Un si grand mystère
La solennité de cette fête nous provoque à sortir de notre torpeur. Le Seigneur nous redit en effet ces paroles incroyables : « Moi, je suis le pain vivant, qui est descendu du ciel : si quelqu’un mange de ce pain, il vivra éternellement. Le pain que je donnerai, c’est ma chair, donnée pour la vie du monde ». Nous serions en droit de répliquer : « Comment celui-là peut-il nous donner sa chair à manger ? » L’Eucharistie dépasse tellement nos capacités humaines ! Comme l’amour de Dieu pour nous, elle est quelque chose de déroutant et de bouleversant. Mais un mystère n’est pas une réalité inaccessible à notre nature limitée, il est bien plutôt une réalité tellement grande et belle que nous n’aurons jamais fini de la sonder et de nous en émerveiller.
Sacrement de la vie
« Celui qui vivra par moi… » ne cesse de nous redire Jésus en Saint Jean. Vivre par quelqu’un, c’est avoir le cœur pris par lui. D’une certaine manière, c’est en faire le moteur de son existence. C’est renoncer de vivre par soi-même pour puiser en l’autre son énergie. Et c’est bien ce qui se réalise en chaque communion qui ne nous met pas seulement en présence du Ressuscité mais qui, davantage encore, nous donne sa propre vie.
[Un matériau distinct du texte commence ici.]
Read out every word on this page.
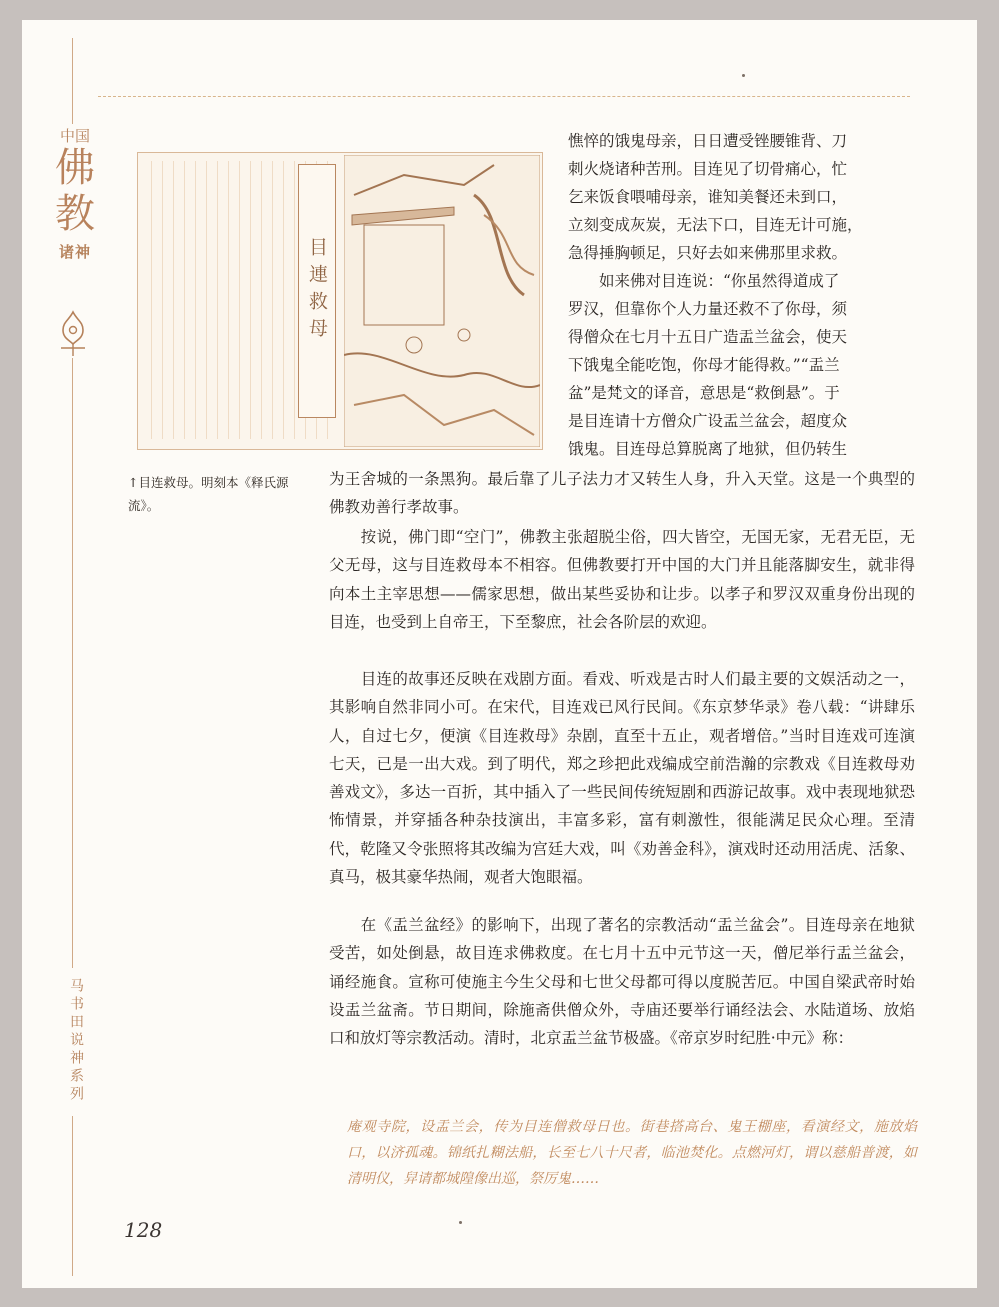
中国
佛
教
诸神
马书田说神系列
目連救母
↑目连救母。明刻本《释氏源流》。

憔悴的饿鬼母亲，日日遭受锉腰锥背、刀

刺火烧诸种苦刑。目连见了切骨痛心，忙

乞来饭食喂哺母亲，谁知美餐还未到口，

立刻变成灰炭，无法下口，目连无计可施，

急得捶胸顿足，只好去如来佛那里求救。

　　如来佛对目连说：“你虽然得道成了

罗汉，但靠你个人力量还救不了你母，须

得僧众在七月十五日广造盂兰盆会，使天

下饿鬼全能吃饱，你母才能得救。”“盂兰

盆”是梵文的译音，意思是“救倒悬”。于

是目连请十方僧众广设盂兰盆会，超度众

饿鬼。目连母总算脱离了地狱，但仍转生

为王舍城的一条黑狗。最后靠了儿子法力才又转生人身，升入天堂。这是一个典型的佛教劝善行孝故事。

　　按说，佛门即“空门”，佛教主张超脱尘俗，四大皆空，无国无家，无君无臣，无父无母，这与目连救母本不相容。但佛教要打开中国的大门并且能落脚安生，就非得向本土主宰思想——儒家思想，做出某些妥协和让步。以孝子和罗汉双重身份出现的目连，也受到上自帝王，下至黎庶，社会各阶层的欢迎。

　　目连的故事还反映在戏剧方面。看戏、听戏是古时人们最主要的文娱活动之一，其影响自然非同小可。在宋代，目连戏已风行民间。《东京梦华录》卷八载：“讲肆乐人，自过七夕，便演《目连救母》杂剧，直至十五止，观者增倍。”当时目连戏可连演七天，已是一出大戏。到了明代，郑之珍把此戏编成空前浩瀚的宗教戏《目连救母劝善戏文》，多达一百折，其中插入了一些民间传统短剧和西游记故事。戏中表现地狱恐怖情景，并穿插各种杂技演出，丰富多彩，富有刺激性，很能满足民众心理。至清代，乾隆又令张照将其改编为宫廷大戏，叫《劝善金科》，演戏时还动用活虎、活象、真马，极其豪华热闹，观者大饱眼福。

　　在《盂兰盆经》的影响下，出现了著名的宗教活动“盂兰盆会”。目连母亲在地狱受苦，如处倒悬，故目连求佛救度。在七月十五中元节这一天，僧尼举行盂兰盆会，诵经施食。宣称可使施主今生父母和七世父母都可得以度脱苦厄。中国自梁武帝时始设盂兰盆斋。节日期间，除施斋供僧众外，寺庙还要举行诵经法会、水陆道场、放焰口和放灯等宗教活动。清时，北京盂兰盆节极盛。《帝京岁时纪胜·中元》称：

庵观寺院，设盂兰会，传为目连僧救母日也。街巷搭高台、鬼王棚座，看演经文，施放焰口，以济孤魂。锦纸扎糊法船，长至七八十尺者，临池焚化。点燃河灯，谓以慈船普渡，如清明仪，舁请都城隍像出巡，祭厉鬼……
128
« Le Sauveur a institué le sacrement de l’Eucharistie, qui contient réellement son corps et son sang, afin que celui qui en mange vive éternellement. » Saint François de Sales, IVD II, 20
Fruits de ce sacrement
Oui, le Corps du Christ que nous recevons sous les espèces du pain et du vin est bien la source de la vie ! Il est cette manne nouvelle qui dépose dans le cœur de l’homme un germe d’éternité.
« De même qu’au paradis terrestre, grâce à l’arbre de vie que Dieu y avait planté, les hommes ne pouvaient mourir de la mort du corps, de même, grâce à ce sacrement de vie, ils ne peuvent pas mourir spirituellement. » Saint François de Sales, IVD II, 20
Dans ce sacrement, le Christ nous donne en effet réellement son corps ressuscité qui est le signe de notre résurrection à venir, la promesse de la vie éternelle. Et cette vie nouvelle ne concerne pas seulement notre éternité, elle est déjà puissance de sanctification au cœur de notre misère.
« Si les gens du monde vous demandent pourquoi vous communiez si souvent, dites-leur que c’est pour apprendre à aimer Dieu, pour vous libérer de vos imperfections, vous délivrer de vos misères, pour y trouver consolation dans vos épreuves, et force dans vos faiblesses. » Saint François de Sales, IVD II, 21
Prolongement de l’Eucharistie
« Faites ceci en mémoire de moi », ne nous invite pas seulement à refaire le rite. C’est comme si Jésus nous disait : « Comme je vous donne ma chair à manger, faites de même en donnant, vous aussi, la vie ».
Ce Jésus que nous célébrons et accueillons en chaque Eucharistie nous renvoie vers les autres, vers ceux qui ont faim, ceux qui souffrent ou qui sont démunis. Quand nous allons communier, nous nous engageons à devenir des frères et sœurs universels. En somme, des autres Christ !
Dans la logique de l’amour, il ne peut en être autrement. La vie livrée de Jésus nous nourrit. Elle nous transforme afin que notre propre vie soit toujours plus identifiée à celle de Jésus et devienne une vie livrée pour l’amour du Père, ainsi que pour nos frères et sœurs.